EpiLearneR · January 11, 2021, 6:47pm

That would be immensely useful. I think it would be useful if we can create those with simulate data as well as real data along with many scenarios as possible. Notebook in R and python can be considered. It will help research community with standardised analytical workflows and interpretion. I am looking forward to such notebooks

f2harrell · January 11, 2021, 7:42pm

It would be feasible, if we agreed on a template and got enough contributors. Perhaps some Python experts could create parallel efforts, converting R Markdown notebooks to Python notebooks.

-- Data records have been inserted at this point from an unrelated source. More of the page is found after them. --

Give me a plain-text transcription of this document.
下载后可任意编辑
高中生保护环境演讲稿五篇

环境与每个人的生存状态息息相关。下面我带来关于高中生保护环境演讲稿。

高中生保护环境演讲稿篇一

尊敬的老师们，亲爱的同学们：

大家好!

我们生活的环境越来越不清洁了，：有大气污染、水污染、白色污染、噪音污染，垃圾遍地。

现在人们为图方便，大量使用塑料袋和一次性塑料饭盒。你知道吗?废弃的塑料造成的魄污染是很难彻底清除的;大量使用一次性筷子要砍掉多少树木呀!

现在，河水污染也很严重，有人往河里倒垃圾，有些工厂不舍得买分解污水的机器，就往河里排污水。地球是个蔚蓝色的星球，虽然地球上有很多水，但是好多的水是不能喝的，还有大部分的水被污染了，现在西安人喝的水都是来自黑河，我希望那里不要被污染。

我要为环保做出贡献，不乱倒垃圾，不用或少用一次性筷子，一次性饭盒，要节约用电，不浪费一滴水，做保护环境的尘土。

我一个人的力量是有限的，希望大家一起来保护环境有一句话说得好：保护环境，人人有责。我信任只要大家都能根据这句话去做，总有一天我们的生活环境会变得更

dpananos · January 12, 2021, 9:04pm

Python notebooks sound like a great idea. I’d volunteer some of my time to recreate R analyses in python if needed.

Sapiens · January 13, 2021, 10:40am

This a great idea. However, most of us are here to learn and so the only thing we can do is to provide real data if needed.

f2harrell · January 13, 2021, 12:52pm

Yes I think that valuable contributions from non-statisticians will include

which types of study designs and measurements need to be exemplified
questions about interpretations of results that will lead to augmentation of the interpretations

EpiLearneR · January 13, 2021, 2:10pm

Designs

cross sectional study
case control study- both matched and unmatched
case cohort
nested case control study
cohort study
RCT
Cost effectiveness,cost utility , cost benefit

Diagnostic test evaluaton with gold standard and with imperfect gold standard

Multivariable prediciton modelling , development, updating , validation

Scale development

Causal modelling

One request I have is to provide bayesian analysis as well as the frequentist , both given in a standardised way.

f2harrell · January 13, 2021, 4:02pm

Most of those are in my opinion specialty analyses. I was thinking more about the most common basic designs (2-sample, k-sample, paired data, regression with binary outcome, regression with continuous or ordinal outcome), etc. I’m not sure you will get many volunteers to do comprehensive specialty analyses, but of course such contributions would be very much welcomed.

Sapiens · January 13, 2021, 7:36pm

Logistic regression is in my opinion very important…

S_Chakraborty · January 17, 2021, 3:23pm

Prof, this will be a very useful thing for everyone. I would request you to also consider adding some information on Bayesian analysis and study design also.

f2harrell · January 17, 2021, 4:29pm

Good ideas. I think that for most analysis examples it is best to show Bayesian and frequentist results side-by-side. We have to be sure to educate the reader to expect Bayesian credible intervals to be wider than frequentist confidence intervals that imprudently make assumptions such as normality and equal variance, when the Bayesian model has parameters for non-normality and unequal variance.

S_Chakraborty · January 17, 2021, 5:00pm

I was wondering a comparison of traditional survival analysis against ordinal multiple regression would be useful to have all.

f2harrell · January 17, 2021, 9:09pm

I’d like to do a comparison of survival analysis with ordinal longitudinal modeling as a separate exercise, e.g. a blog article.

S_Chakraborty · January 18, 2021, 2:33pm

Couple of more topic ideas

Analysis of longitudinal PROM data
Imputation techniques for missing data.